Key Insight: The onHostMaintenance policy determines what happens during a scheduled maintenance event. The automaticRestart policy determines what happens after an unscheduled host error (or a TERMINATE maintenance event). These are two separate controls for two separate scenarios.

Live Migration

Live migration moves a running VM from one physical host to another without rebooting it and without interrupting the guest OS or applications. The VM’s IP addresses, persistent disks, metadata, and application state all stay the same. From the VM’s perspective, nothing happened except a brief period of reduced performance.

This is a significant capability. Most cloud providers terminate VMs during host maintenance and rely on automation to restart them. GCE can transparently relocate the VM instead.

The 3-Stage Process

flowchart LR
    A["<b>Stage 1: Source Brownout</b><br/>Memory pages copied to target<br/>VM still runs on source"] --> B["<b>Stage 2: Blackout</b><br/>Brief pause &lt; 1 sec<br/>Remaining state transferred"]
    B --> C["<b>Stage 3: Target Brownout</b><br/>VM runs on target<br/>Source forwards packets"]
    C --> D["<b>Complete</b><br/>VM fully on target<br/>No disruption"]
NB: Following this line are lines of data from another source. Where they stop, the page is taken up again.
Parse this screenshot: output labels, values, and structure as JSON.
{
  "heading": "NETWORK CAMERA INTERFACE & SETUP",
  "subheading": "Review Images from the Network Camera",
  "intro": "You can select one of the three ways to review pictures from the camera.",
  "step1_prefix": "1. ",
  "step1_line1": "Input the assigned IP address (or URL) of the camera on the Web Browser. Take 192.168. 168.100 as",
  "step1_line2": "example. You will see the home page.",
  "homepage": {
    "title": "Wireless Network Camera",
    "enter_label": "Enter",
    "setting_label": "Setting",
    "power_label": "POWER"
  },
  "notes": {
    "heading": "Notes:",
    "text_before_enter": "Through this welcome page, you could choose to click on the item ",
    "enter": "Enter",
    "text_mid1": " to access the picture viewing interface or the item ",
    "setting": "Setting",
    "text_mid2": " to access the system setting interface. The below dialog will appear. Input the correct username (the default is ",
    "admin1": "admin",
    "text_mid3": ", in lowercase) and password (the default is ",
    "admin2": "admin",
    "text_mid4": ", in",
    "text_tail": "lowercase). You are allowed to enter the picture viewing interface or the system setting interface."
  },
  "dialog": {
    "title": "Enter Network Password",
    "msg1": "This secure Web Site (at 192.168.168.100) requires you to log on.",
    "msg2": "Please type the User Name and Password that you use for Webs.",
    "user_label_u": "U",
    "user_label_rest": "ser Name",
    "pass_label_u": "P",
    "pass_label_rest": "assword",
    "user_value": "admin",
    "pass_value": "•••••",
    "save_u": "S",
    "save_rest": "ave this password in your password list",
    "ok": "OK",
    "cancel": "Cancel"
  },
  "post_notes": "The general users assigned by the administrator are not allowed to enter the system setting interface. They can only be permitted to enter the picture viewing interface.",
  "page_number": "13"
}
Stage 1 — Source brownout: GCE allocates a target host and begins copying memory pages from the source. The VM keeps running on the source host during this phase. Disk I/O and network performance may be slightly reduced.

Stage 2 — Blackout: The VM is paused on the source (typically less than one second). The remaining memory pages and device state are transferred to the target. The guest OS and applications freeze for this brief window.

Stage 3 — Target brownout: The VM resumes execution on the target host. The source host continues forwarding network packets to the target until the network fabric updates to route traffic directly. This stage is transparent to the VM.

What Triggers Live Migration

Scheduled infrastructure maintenance (hardware upgrades, BIOS updates)
Security patches to the host kernel or hypervisor
Impending hardware failure detected by Google’s monitoring systems

What Stays the Same

Internal and external IP addresses
Persistent Disk attachments and data
VM metadata and tags
Network configuration (firewall rules, routes)
Application state and in-memory data
VM name, zone, and machine type

Performance Impact

During the migration, expect a short period of decreased performance across CPU, memory, disk, and network. For most workloads this is negligible. Latency-sensitive applications (high-frequency trading, real-time gaming) may want to set onHostMaintenance to TERMINATE and use a managed instance group with autohealing instead.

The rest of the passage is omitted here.